In an increasingly interconnected and interdisciplinary world, the Department of Civil Engineering was pleased to welcome Prof. I. Daniel Posen as a new faculty member in January 2017.
We asked him a couple questions about his new appointment:
Could you explain the focus and (potential) impact of your research?
I usually describe my research as ‘system-scale environmental sustainability analysis,’ which basically means that I’m trying to understand the big picture when it comes to how both public and private decisions impact the environment. A key goal of this work is to help government and industry tailor their policies and investment decisions to improve environmental outcomes. Much of my work focuses on prioritizing greenhouse gas reduction strategies, especially when choosing among competing uses for biomass (energy/materials derived from plants), and within the urban environment. I also plan to incorporate a broader range of environmental metrics (e.g., related to air & water quality or resource use) to provide a holistic evaluation of these systems, and others.

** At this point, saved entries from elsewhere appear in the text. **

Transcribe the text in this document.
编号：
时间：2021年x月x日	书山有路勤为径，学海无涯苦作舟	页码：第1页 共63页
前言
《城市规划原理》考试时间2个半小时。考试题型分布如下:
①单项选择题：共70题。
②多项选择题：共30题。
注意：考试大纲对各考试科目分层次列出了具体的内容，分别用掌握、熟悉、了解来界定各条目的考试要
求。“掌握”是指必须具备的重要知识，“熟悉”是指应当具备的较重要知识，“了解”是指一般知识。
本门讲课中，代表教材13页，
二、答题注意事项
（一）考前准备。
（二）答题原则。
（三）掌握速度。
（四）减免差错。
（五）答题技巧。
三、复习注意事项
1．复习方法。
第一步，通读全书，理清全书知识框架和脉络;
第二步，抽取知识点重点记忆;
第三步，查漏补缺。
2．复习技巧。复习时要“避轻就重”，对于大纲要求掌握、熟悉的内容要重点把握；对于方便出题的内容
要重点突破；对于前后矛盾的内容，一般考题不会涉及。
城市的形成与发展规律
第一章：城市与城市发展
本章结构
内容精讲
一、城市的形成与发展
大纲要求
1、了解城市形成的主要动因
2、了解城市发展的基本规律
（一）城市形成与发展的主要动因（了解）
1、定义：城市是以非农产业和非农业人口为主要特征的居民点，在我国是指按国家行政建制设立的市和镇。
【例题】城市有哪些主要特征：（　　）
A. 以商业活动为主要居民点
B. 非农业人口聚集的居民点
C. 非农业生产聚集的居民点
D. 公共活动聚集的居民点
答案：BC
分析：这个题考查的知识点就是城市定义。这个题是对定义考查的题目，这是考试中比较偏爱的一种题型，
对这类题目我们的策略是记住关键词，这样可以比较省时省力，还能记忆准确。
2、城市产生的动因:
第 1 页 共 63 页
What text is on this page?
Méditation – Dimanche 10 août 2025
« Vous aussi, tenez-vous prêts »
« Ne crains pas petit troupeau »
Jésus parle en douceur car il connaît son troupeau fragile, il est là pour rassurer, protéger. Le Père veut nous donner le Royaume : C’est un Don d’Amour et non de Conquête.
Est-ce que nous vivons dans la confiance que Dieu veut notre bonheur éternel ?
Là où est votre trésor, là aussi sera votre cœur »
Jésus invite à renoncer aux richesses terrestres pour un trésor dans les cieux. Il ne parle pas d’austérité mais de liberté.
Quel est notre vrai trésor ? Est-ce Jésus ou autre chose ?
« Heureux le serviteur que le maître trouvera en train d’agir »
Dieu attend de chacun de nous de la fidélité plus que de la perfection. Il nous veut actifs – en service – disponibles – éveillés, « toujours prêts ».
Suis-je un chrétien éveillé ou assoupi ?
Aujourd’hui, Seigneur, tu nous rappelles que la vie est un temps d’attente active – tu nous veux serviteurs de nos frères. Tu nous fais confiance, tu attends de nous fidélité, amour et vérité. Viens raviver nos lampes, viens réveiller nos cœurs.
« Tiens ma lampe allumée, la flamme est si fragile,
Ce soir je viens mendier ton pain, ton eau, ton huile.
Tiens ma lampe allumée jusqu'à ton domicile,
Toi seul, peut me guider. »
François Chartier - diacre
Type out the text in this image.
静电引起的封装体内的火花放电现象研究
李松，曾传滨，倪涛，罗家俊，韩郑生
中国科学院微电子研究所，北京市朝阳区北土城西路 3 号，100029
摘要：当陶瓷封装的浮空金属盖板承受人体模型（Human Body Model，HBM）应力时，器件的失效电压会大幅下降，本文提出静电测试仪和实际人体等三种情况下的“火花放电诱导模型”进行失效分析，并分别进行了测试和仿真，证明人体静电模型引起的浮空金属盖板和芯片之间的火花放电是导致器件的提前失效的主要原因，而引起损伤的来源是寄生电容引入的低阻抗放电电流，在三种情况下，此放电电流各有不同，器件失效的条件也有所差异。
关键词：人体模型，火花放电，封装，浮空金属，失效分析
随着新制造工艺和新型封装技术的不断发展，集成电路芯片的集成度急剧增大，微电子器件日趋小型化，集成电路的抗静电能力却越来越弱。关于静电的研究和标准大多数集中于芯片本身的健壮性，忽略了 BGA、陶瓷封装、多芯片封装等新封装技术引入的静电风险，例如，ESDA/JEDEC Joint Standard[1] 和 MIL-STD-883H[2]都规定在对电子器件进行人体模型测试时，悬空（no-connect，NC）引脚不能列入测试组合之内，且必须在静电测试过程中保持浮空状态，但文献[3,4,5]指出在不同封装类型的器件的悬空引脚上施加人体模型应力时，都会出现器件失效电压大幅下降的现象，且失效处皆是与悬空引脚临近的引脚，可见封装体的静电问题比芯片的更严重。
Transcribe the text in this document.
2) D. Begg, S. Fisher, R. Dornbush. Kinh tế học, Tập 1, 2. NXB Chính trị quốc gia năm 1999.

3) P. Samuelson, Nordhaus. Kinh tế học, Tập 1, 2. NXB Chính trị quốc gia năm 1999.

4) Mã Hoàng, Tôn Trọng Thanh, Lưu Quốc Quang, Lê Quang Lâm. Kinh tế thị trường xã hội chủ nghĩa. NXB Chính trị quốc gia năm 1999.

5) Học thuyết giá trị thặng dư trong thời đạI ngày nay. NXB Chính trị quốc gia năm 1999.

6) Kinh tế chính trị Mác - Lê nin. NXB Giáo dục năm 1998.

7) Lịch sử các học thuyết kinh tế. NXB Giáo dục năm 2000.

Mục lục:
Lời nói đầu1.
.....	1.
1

Your academic background is unique, can you explain why your interests have varied from chemistry to economics to public policy to engineering?
There is actually a common theme linking my degrees together: sustainability. The research I do is inherently interdisciplinary, using tools from natural sciences, engineering, economics, and policy analysis. There is a lot of important work being done in each of these disciplines, and one of the biggest challenges is about how to link these different areas together to design systems with the best social and environmental outcomes. This is a key goal of my work, so it has been a real asset to have a background in these different fields.
Why did you choose U of T?
I’m originally from Toronto, and am passionate about doing research that benefits both Canada and the world. U of T is a top university in Canada, which has both a rich set of colleagues with whom I can collaborate, and allows me to work with some of the best students. The city of Toronto is also a great place to live and is an excellent environment for researching urban-scale sustainability.
What are you most looking forward to in your new position?
I really do love all aspects of the job: research, teaching, engaging with young researchers, being in an academic environment, etc. One thing that’s particularly exciting about being new here is the prospect of building new collaborations and starting to work with a whole new group of students and colleagues.
As a new professor, what one piece of advice would you give to new students?
For undergrads, I’d say it’s important to focus on key foundational skills in engineering, math, statistics and the like, but don’t neglect the broader picture – take advantage of your elective courses and make sure to step outside your field once in a while. For graduate students, likewise, start thinking early on about what skills you want to develop, and put in place a plan to develop them. At the same time, don’t fall into the temptation of only using those skills – make sure the tools you’re using fit the problem you want to answer.
What do you hope to accomplish in your new position/during your time at U of T Engineering?
Like most professors, I’d say my mission is two-fold: make an impact with my research, and train the next generation of practitioners and scholars. In my case, that means I hope to help craft sensible environmental strategies at the local, national and global scale, while training our engineering graduates to think carefully and holistically about how they influence the systems around us.